Although I do not do any MT - I am looking for some advice on :

a) Kicks in general - but especially developing kicks to midsections
b) How to develop power (rather than speed)

My background is based on BBJ and Systema.

Any advice would be appreactiated.

Thanks

Pervaz


----------



## Mormegil (Mar 5, 2003)

If you're talking about the famous Muay Thai round kick, the rear thay (sp?).  here's the little I know.

Lead with the hip.  Turn you hips, and body to the point that your suporting foot turns (on the balls), so that the heal almost points forward.  

If you are left lead, your supporting heal should point to about 2 o'clock.

At impact, I think your hips should point to 12 o'clock (I'm not so sure of this).  

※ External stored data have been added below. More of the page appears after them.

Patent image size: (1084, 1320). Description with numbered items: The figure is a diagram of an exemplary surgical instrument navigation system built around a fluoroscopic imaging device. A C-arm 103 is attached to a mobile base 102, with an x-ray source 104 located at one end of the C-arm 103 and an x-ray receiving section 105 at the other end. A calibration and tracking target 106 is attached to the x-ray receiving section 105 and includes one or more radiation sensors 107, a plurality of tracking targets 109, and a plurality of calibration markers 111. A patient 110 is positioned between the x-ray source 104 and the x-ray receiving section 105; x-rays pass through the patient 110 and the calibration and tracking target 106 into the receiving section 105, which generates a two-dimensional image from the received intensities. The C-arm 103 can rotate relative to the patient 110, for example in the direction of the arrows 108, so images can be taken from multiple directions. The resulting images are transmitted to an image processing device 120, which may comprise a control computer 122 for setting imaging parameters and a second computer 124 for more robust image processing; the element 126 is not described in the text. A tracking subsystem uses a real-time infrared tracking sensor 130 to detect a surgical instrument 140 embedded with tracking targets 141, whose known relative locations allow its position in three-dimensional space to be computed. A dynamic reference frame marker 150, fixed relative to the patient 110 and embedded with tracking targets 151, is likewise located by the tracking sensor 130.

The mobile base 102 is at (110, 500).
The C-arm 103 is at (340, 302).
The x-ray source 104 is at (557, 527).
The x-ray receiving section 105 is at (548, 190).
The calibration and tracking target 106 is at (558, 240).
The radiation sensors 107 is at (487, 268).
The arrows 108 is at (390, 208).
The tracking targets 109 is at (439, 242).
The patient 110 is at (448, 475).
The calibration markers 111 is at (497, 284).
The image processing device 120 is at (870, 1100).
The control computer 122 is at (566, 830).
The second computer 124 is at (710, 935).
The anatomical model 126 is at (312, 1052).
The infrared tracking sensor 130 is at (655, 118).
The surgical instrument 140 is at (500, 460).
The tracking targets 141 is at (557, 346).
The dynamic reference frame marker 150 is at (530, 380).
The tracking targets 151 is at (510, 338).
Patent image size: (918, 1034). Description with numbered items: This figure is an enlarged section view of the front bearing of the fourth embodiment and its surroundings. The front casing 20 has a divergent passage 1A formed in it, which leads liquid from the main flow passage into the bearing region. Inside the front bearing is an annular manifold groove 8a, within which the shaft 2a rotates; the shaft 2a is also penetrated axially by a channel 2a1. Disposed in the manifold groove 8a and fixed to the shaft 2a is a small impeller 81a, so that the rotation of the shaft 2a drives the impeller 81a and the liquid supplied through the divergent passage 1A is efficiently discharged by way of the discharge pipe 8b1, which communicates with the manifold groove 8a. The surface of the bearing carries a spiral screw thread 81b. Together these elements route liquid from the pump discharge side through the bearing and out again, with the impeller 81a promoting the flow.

Keep your kicking knee partially bent.  DO NOT SNAP.  This kick slams in like a baseball bat (not like a hammer).  You strike with your lower shin, not the instep.  If you miss, you usually spin around.  When you do hit (a bag or a person), you can usually get back to onguard by straightening the leg, to push off the target.

Practice on a heavy bag.

My $0.02, from JKDC training (not actual MT, so what do I know)


----------



## muayThaiPerson (Mar 6, 2003)

Speed and not power?

Let me tell you that power is a combo of speed and mass. without speed, the kick isnt that powerful. The best way to get good is to PRACTICE PRACTICE PRACTICE. I practiced for a long a$$ time until I got it good. so dont quit even if u think u cant do any kicks. i used to think "im quiting" but i stayed in the game and got good:asian:


----------



## Pervaz (Mar 7, 2003)

Cool - thx for the tips guys .. seems to be a case of blood, sweat and tears


----------



## Robbo (Mar 7, 2003)

Only three things make a good kicker...

practise,

practise,

practise.

Rob


----------



## Lyfeenz (Apr 9, 2003)

1 thing first , get some proper training on how to do it well . 
then ,  Practice , Practice , Practice.

One other thing .... How do you like systema??
I went to some classes here in T.O. at Vladimir's school , it was pretty cool . Not exactly what i was looking for in the way of training , but Damn Vlad makes it look GOOD !!! 
To this day i will remember 1 thing , Getting hit with the stick


----------



## Withered Soul (Apr 10, 2003)

Get some support in front of you, weather it's a door frame, wall or chair. Now do your desired kick but very slowly. When you get to the point where the kick should make contact, hold it for about 3 seconds and then bring it back to the start. Do 3 sets of 10-15 reps.
Don't forget to do these slowly.


----------



## Elfan (Apr 10, 2003)

Previous discussion on speed vs power:

http://www.martialtalk.com/forum/showthread.php?s=&threadid=4035

http://www.martialtalk.com/forum/showthread.php?s=&threadid=6908


----------